Ear to the Ground by Rathrobin
▰ Rplktr (aka Łukasz Langa) recorded half an hour using the Awake script, which comes as part of the Monome Norns musical instrument. It’s sparkling and lightly percussive. Just listen as the patterning unfolds.
▰ Embedding here won’t do it justice, so if you do use Instagram, check out Jorge Colombo’s (instagram.com/jorgecolombo) — specifically the short films he posts. The “NYC2” batch, for example, are black and white snippets, shot in cinematic horizontal mode — field recordings that evidence the keen eye and ear I’ve admired for decades.
December 31, 2022
Scratch Pad: Brazil, ASMR, Guðnadóttir
I do this manually each Saturday, usually in the morning over coffee: collating most of the little comments I’ve made on social media, which I think of as my public scratch pad, during the preceding week. These days that mostly means post.lurk.org.
▰ I watched Terry Gilliam’s Brazil for the first time in forever and it is more than ever one of my favorite movies. Bonus points for using the same song over and over in different arrangements.

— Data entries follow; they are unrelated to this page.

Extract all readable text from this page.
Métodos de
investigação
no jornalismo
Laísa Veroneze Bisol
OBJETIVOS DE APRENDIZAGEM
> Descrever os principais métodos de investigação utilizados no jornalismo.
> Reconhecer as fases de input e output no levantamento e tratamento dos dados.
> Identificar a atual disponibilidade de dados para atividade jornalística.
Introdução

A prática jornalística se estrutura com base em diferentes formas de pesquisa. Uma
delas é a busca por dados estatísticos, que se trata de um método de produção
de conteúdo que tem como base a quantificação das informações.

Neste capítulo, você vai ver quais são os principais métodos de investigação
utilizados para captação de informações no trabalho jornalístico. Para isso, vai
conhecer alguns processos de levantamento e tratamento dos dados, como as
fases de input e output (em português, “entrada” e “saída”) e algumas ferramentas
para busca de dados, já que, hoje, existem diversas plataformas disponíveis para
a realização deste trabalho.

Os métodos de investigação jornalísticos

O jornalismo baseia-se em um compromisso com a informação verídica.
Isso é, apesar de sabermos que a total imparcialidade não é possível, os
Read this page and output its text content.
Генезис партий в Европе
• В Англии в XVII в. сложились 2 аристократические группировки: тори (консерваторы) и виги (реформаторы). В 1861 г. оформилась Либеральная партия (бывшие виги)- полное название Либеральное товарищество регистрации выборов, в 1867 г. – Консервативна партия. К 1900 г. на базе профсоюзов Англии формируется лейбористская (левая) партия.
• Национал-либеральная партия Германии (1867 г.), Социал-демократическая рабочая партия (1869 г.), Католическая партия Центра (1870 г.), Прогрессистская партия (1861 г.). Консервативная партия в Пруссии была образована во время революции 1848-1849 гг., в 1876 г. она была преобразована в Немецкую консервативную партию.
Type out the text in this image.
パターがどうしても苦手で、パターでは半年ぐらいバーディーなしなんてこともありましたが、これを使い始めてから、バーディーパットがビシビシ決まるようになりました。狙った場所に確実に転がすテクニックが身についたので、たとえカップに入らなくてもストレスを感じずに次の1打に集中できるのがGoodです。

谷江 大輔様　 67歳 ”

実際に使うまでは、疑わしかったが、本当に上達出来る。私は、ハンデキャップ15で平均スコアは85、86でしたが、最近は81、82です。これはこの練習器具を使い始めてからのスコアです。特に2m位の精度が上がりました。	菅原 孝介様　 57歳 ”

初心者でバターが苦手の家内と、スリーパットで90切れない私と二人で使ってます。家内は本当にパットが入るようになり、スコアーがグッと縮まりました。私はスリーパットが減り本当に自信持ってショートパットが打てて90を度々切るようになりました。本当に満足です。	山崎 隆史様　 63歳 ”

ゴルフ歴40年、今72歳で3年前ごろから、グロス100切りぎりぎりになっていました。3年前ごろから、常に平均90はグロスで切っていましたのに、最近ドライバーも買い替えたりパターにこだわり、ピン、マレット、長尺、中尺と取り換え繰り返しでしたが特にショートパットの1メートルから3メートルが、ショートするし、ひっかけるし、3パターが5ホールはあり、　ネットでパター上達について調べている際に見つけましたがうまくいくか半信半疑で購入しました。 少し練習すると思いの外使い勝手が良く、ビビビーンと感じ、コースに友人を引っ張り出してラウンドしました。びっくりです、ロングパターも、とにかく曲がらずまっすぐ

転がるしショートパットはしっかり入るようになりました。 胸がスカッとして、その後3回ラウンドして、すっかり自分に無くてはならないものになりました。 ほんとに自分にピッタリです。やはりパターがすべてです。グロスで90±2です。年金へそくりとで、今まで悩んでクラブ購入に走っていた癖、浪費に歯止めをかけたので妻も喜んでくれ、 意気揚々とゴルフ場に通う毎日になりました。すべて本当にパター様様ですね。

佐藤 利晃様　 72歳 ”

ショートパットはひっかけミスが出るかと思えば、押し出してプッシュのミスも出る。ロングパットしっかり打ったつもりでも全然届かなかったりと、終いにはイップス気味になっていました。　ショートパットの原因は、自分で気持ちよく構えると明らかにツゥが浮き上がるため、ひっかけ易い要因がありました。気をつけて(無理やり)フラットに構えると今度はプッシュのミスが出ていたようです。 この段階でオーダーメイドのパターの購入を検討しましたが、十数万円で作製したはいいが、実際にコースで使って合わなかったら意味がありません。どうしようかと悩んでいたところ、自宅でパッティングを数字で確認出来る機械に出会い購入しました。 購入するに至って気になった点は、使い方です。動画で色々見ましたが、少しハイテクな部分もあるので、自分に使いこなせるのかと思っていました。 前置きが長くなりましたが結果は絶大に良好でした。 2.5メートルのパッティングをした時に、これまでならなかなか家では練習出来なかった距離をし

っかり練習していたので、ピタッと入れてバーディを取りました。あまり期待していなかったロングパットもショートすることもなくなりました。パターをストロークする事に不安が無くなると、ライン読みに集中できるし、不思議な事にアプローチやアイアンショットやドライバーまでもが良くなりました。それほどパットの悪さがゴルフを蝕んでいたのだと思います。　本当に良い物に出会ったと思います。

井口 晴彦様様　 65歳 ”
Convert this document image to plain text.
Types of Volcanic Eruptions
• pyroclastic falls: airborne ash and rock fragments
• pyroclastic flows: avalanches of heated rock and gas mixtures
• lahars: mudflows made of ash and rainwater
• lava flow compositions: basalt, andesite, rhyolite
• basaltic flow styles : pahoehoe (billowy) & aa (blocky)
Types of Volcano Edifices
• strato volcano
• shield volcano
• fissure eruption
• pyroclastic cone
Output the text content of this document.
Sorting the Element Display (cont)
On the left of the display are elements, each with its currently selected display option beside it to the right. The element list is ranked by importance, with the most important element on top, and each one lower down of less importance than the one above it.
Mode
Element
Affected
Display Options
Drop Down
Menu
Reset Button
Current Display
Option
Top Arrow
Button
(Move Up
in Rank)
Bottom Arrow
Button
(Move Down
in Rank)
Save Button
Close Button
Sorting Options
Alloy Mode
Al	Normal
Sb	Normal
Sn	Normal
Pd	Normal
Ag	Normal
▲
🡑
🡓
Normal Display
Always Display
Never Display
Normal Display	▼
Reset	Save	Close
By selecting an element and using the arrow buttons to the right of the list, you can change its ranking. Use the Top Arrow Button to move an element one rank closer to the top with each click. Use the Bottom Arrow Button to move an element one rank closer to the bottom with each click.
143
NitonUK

▰ Morning sounds: house creaking gently now that the heat is turned on, distant vehicles droning by blocks away, cars right outside rushing atop streets newly slick with rain, the pneumatic releases of a city bus as it comes to a stop and then starts off again
▰ I’d like an ASMR recording of the fake typing sound that is employed by phone menu voice user interfaces when the institutional narrative needs to signal that data is being processed and it may take a moment
▰ I have a feeling I’ll be listening to the new Hildur Guðnadóttir score, Women Talking, for the rest of the year — which, yeah, is only a day and a half, but still.
December 30, 2022
Screwy
My doorbell photograph backlog runneth over. Here’s one. What struck me about this specimen was the notation that reads “door chime” in small yet capitalized letters. I can’t tell if it’s merely a product component, or also intended as an instruction. The rusty old screw is so large that it ends up closer to the words than is the button they seem to be intended to align with. They’re also smaller than the name in the logo of the manufacturer, NuTone Scovill (the two companies became one when, in 1967, the latter, which was founded in the early 1800s, bought the former, which was founded in 1936). One other comment: the damage and discoloration around the busted button makes sense due to use over time. Less so does the ring around the screw — is that just rust, or was it actually mistaken by countless visitors for a button itself?